Récemment, Odile avait reçu un mandat d’expulsion du logement pour le 1er décembre 2014 car elle n’avait pas payé les loyers de sa maison depuis 8 mois. Et comble d’infortune, son mari a été chassé du travail en représailles du prétendu activisme politique de sa femme. Il est actuellement au chômage.
Josiane est veuve et mère de 6 enfants dont le dernier a 5 ans. Elle a été aussi tabassée le jour de son arrestation. Elle a été condamnée à 5 ans. Le ministère public a fait appel contre cette peine de 5 ans.
Gertrude est mère de 2 enfants dont le dernier a 3 ans. Elle a été condamnée à perpétuité.
Furaha est une femme chef de ménage. Elle était menacée d’expulsion pour arriérés de loyers. Ses enfants, dont le cadet a 10 ans, ne vont plus à l’école faute de frais scolaires. Depuis 9 mois, elle est incarcérée et n’a pas encore été jugée.
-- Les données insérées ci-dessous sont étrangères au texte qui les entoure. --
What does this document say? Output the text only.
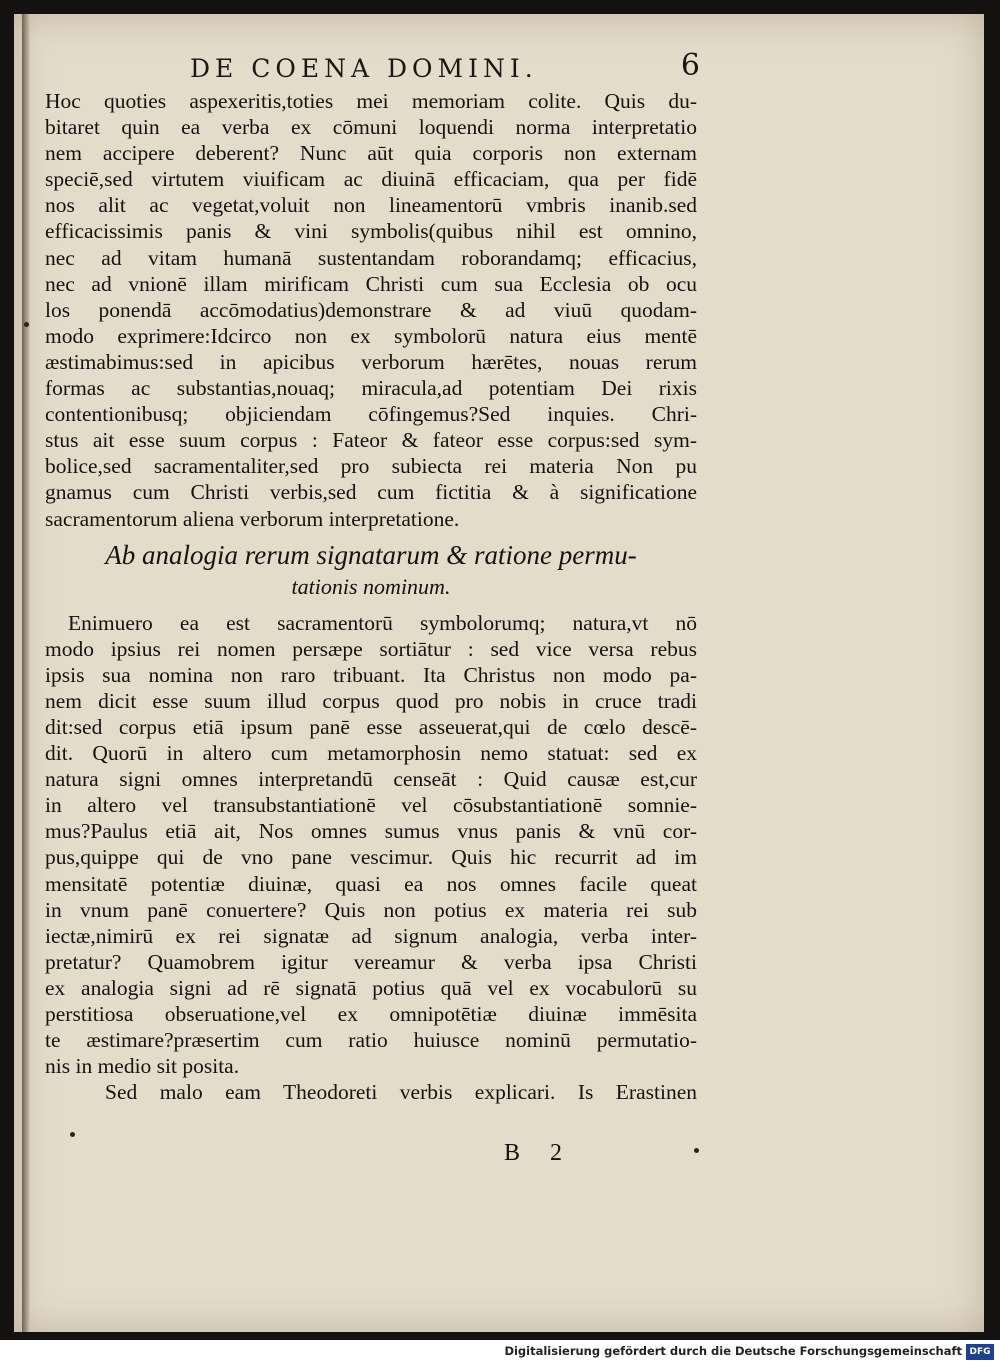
DE COENA DOMINI.	6
Hoc quoties aspexeritis,toties mei memoriam colite. Quis du-
bitaret quin ea verba ex cōmuni loquendi norma interpretatio
nem accipere deberent? Nunc aūt quia corporis non externam
speciē,sed virtutem viuificam ac diuinā efficaciam, qua per fidē
nos alit ac vegetat,voluit non lineamentorū vmbris inanib.sed
efficacissimis panis & vini symbolis(quibus nihil est omnino,
nec ad vitam humanā sustentandam roborandamq; efficacius,
nec ad vnionē illam mirificam Christi cum sua Ecclesia ob ocu
los ponendā accōmodatius)demonstrare & ad viuū quodam-
modo exprimere:Idcirco non ex symbolorū natura eius mentē
æstimabimus:sed in apicibus verborum hærētes, nouas rerum
formas ac substantias,nouaq; miracula,ad potentiam Dei rixis
contentionibusq; objiciendam cōfingemus?Sed inquies. Chri-
stus ait esse suum corpus : Fateor & fateor esse corpus:sed sym-
bolice,sed sacramentaliter,sed pro subiecta rei materia Non pu
gnamus cum Christi verbis,sed cum fictitia & à significatione
sacramentorum aliena verborum interpretatione.
Ab analogia rerum signatarum & ratione permu-
tationis nominum.
Enimuero ea est sacramentorū symbolorumq; natura,vt nō
modo ipsius rei nomen persæpe sortiātur : sed vice versa rebus
ipsis sua nomina non raro tribuant. Ita Christus non modo pa-
nem dicit esse suum illud corpus quod pro nobis in cruce tradi
dit:sed corpus etiā ipsum panē esse asseuerat,qui de cœlo descē-
dit. Quorū in altero cum metamorphosin nemo statuat: sed ex
natura signi omnes interpretandū censeāt : Quid causæ est,cur
in altero vel transubstantiationē vel cōsubstantiationē somnie-
mus?Paulus etiā ait, Nos omnes sumus vnus panis & vnū cor-
pus,quippe qui de vno pane vescimur. Quis hic recurrit ad im
mensitatē potentiæ diuinæ, quasi ea nos omnes facile queat
in vnum panē conuertere? Quis non potius ex materia rei sub
iectæ,nimirū ex rei signatæ ad signum analogia, verba inter-
pretatur? Quamobrem igitur vereamur & verba ipsa Christi
ex analogia signi ad rē signatā potius quā vel ex vocabulorū su
perstitiosa obseruatione,vel ex omnipotētiæ diuinæ immēsita
te æstimare?præsertim cum ratio huiusce nominū permutatio-
nis in medio sit posita.
Sed malo eam Theodoreti verbis explicari. Is Erastinen
B 2
Digitalisierung gefördert durch die Deutsche Forschungsgemeinschaft DFG
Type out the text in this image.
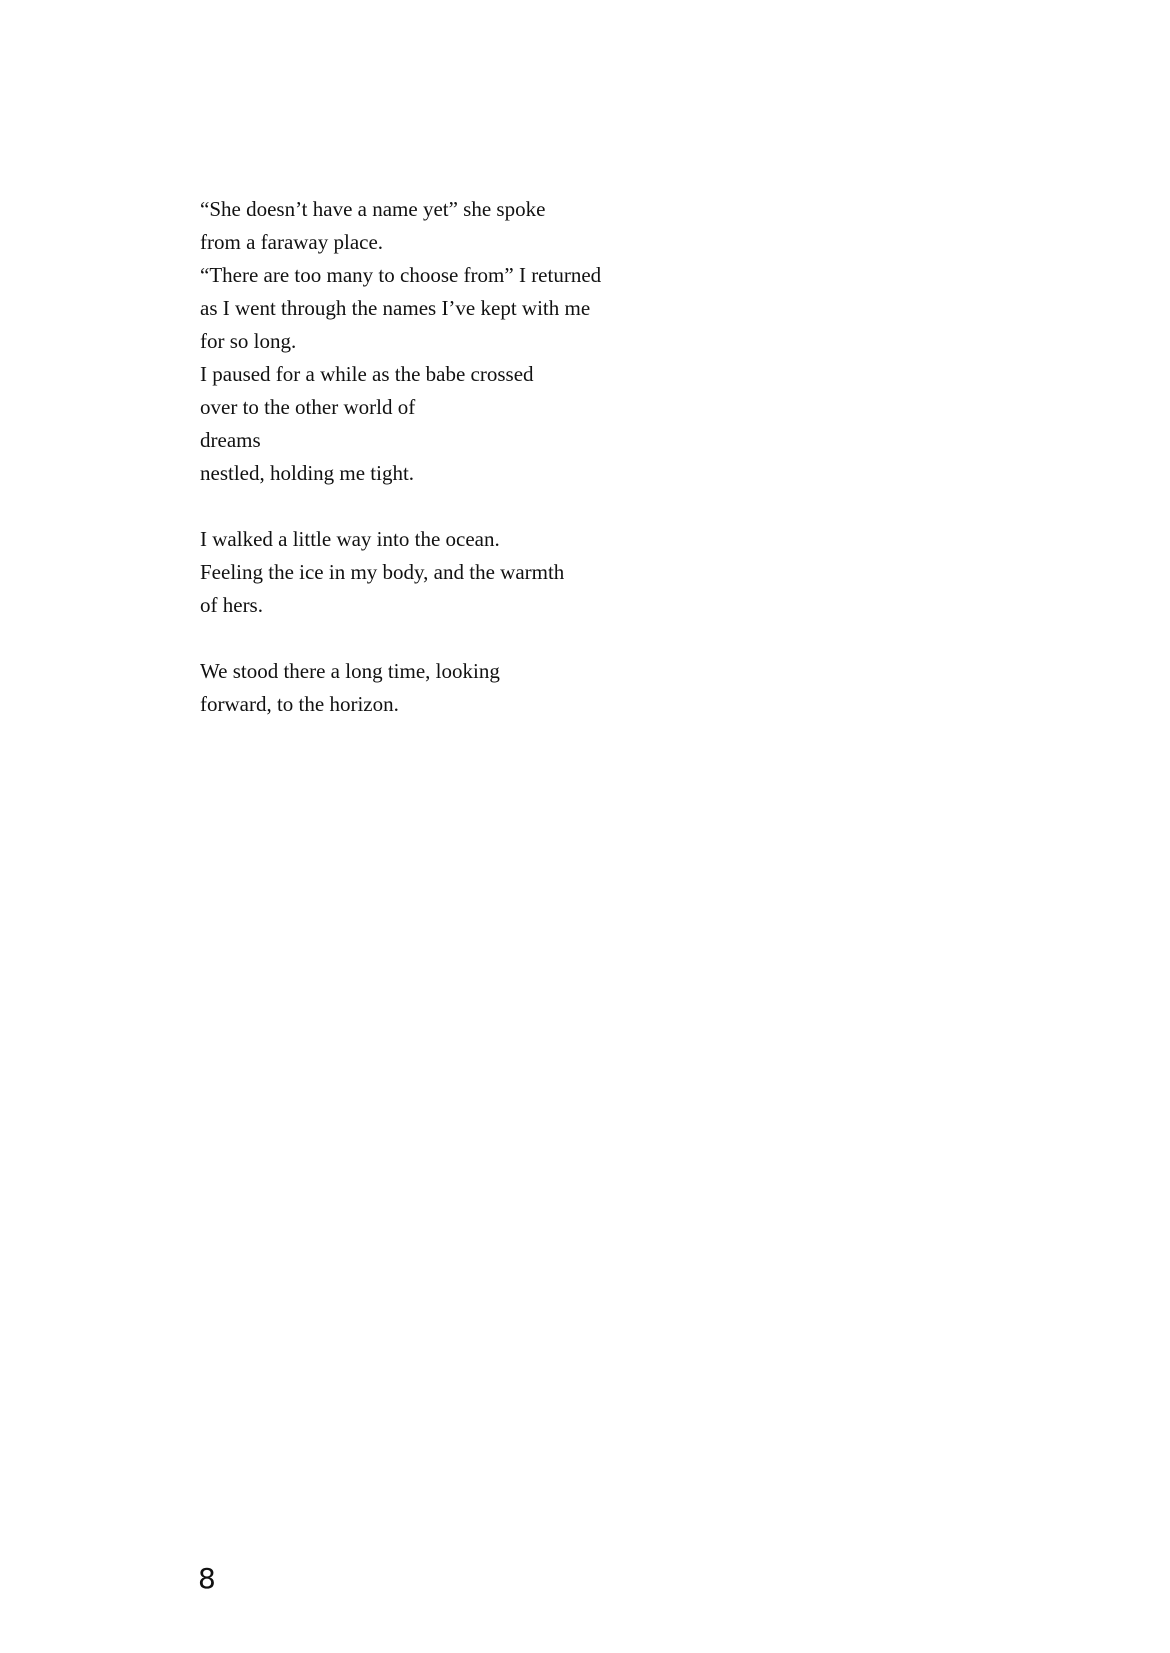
“She doesn’t have a name yet” she spoke
from a faraway place.
“There are too many to choose from” I returned
as I went through the names I’ve kept with me
for so long.
I paused for a while as the babe crossed
over to the other world of
dreams
nestled, holding me tight.
I walked a little way into the ocean.
Feeling the ice in my body, and the warmth
of hers.
We stood there a long time, looking
forward, to the horizon.
8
Nadine est une étudiante universitaire en 1ère année dans une Faculté d’Anglais. Elle a été condamnée à perpétuité alors qu'elle commençait ses études.
« Lorsque je lui ai proposé de lui amener des livres, ajoute le membre du Collectif de Mobilisation Citoyenne qui a rendu visite aux cinq femmes, Nadine a souhaité, en premier, la biographie de Mandela, A Long March to Freedom. C'est ce livre qu'elle lit actuellement. Elle rêve de poursuivre ses études par le biais d’un enseignement à distance et souhaiterait recevoir des livres et des journaux en anglais. »
Ces cinq femmes ont cru à la démocratie au Burundi. Elles ont cru pouvoir exercer leur droit constitutionnel d’association politique, de réunion et de manifestation pacifique.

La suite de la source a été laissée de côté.